La première salle est stupéfiante. Il y aura par la suite des merveilles. Degas fait partie des seuls impressionnistes ne décevant jamais, contrairement à Sisley, Pissarro ou Renoir. Peut-être parce qu'il s'agit là d'un malentendu. L'Opéra, où Degas ne montre aucune fenêtre, n'a aucun rapport avec cet art qui se veut immergé dans la nature. Degas n'est pas davantage un témoin de son temps. Rien ne se réfère autant à la grande tradition que la danse classique, de nos jours sous perfusion sauf dans dans quelques ex-satellites soviétiques. Ce misanthrope n'a enfin rien d'un membre de collectif, comme on dit de nos jours. C'est un indépendant et un solitaire.

Les pastels de la fin

Tant mieux dans le fond! Il y a chez Degas une personnalité transcendant tout. Avec lui, chaque chose (et chaque personne) devient du Degas. Il y a ainsi sur toutes les cimaises au moins un chef-d’œuvre. Le déclin de sa vue n'a pas amené le déclin de son art. Dès la fin des années 1880, le maître nous montre d'autres choses autrement. Avec quelque chose de grinçant. La rétrospective aurait pu mal finir. Elle débouche, même si c'est involontairement, sur tout un pan de l'art moderne. Il n'y a donc plus maintenant qu'à proposer une fois à Orsay un Degas et les chevaux, Degas et les femmes au travail (modistes, repasseuses...) ou un Degas paysagiste. Car il existe aussi, mais en sourdine, un observateur des intérieurs vides et des campagnes...

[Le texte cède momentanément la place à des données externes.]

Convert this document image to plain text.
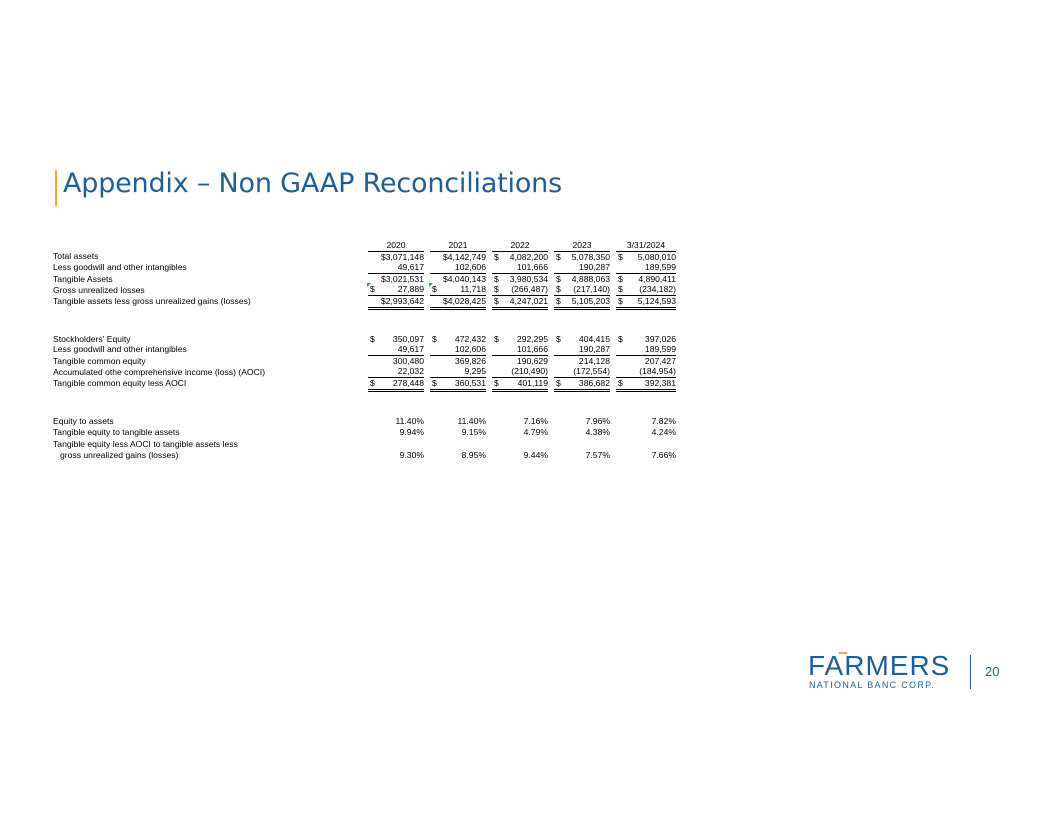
Appendix – Non GAAP Reconciliations
	2020			2021			2022			2023			3/31/2024	
Total assets	$3,071,148			$4,142,749			$	4,082,200		$	5,078,350		$	5,080,010
Less goodwill and other intangibles	49,617			102,606			101,666			190,287			189,599	
Tangible Assets	$3,021,531			$4,040,143			$	3,980,534		$	4,888,063		$	4,890,411
Gross unrealized losses	$	27,889		$	11,718		$	(266,487)		$	(217,140)		$	(234,182)
Tangible assets less gross unrealized gains (losses)	$2,993,642			$4,028,425			$	4,247,021		$	5,105,203		$	5,124,593

Stockholders' Equity	$	350,097		$	472,432		$	292,295		$	404,415		$	397,026
Less goodwill and other intangibles	49,617			102,606			101,666			190,287			189,599	
Tangible common equity	300,480			369,826			190,629			214,128			207,427	
Accumulated othe comprehensive income (loss) (AOCI)	22,032			9,295			(210,490)			(172,554)			(184,954)	
Tangible common equity less AOCI	$	278,448		$	360,531		$	401,119		$	386,682		$	392,381

Equity to assets	11.40%			11.40%			7.16%			7.96%			7.82%	
Tangible equity to tangible assets	9.94%			9.15%			4.79%			4.38%			4.24%	
Tangible equity less AOCI to tangible assets less														
gross unrealized gains (losses)	9.30%			8.95%			9.44%			7.57%			7.66%	
FARMERS
NATIONAL BANC CORP.
20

L'un des derniers pastels, alors que la vue de l'artiste avait considérablement baissé. Photo RMN, Paris 2019.

(1) Ses «examens de danse» sont cependant sortis de son imagination. Ils n'étaient pas publics.
(2) Le livre, dont je vous ai parlé,tournait autour de la genèse du bronze de Degas, aujourd'hui présenté au Musée d'Orsay.

Pratique

«Degas à l'Opéra», Musée d'Orsay,1, rue de la Légion-d'Honneur, Paris, jusqu'au 19 janvier 2010. Tél.00331 40 49 48 14, site www.musee-orsay.org Ouvert du mardi au dimanche de 9h30 à 18h, le jeudi jusqu'à 21h45.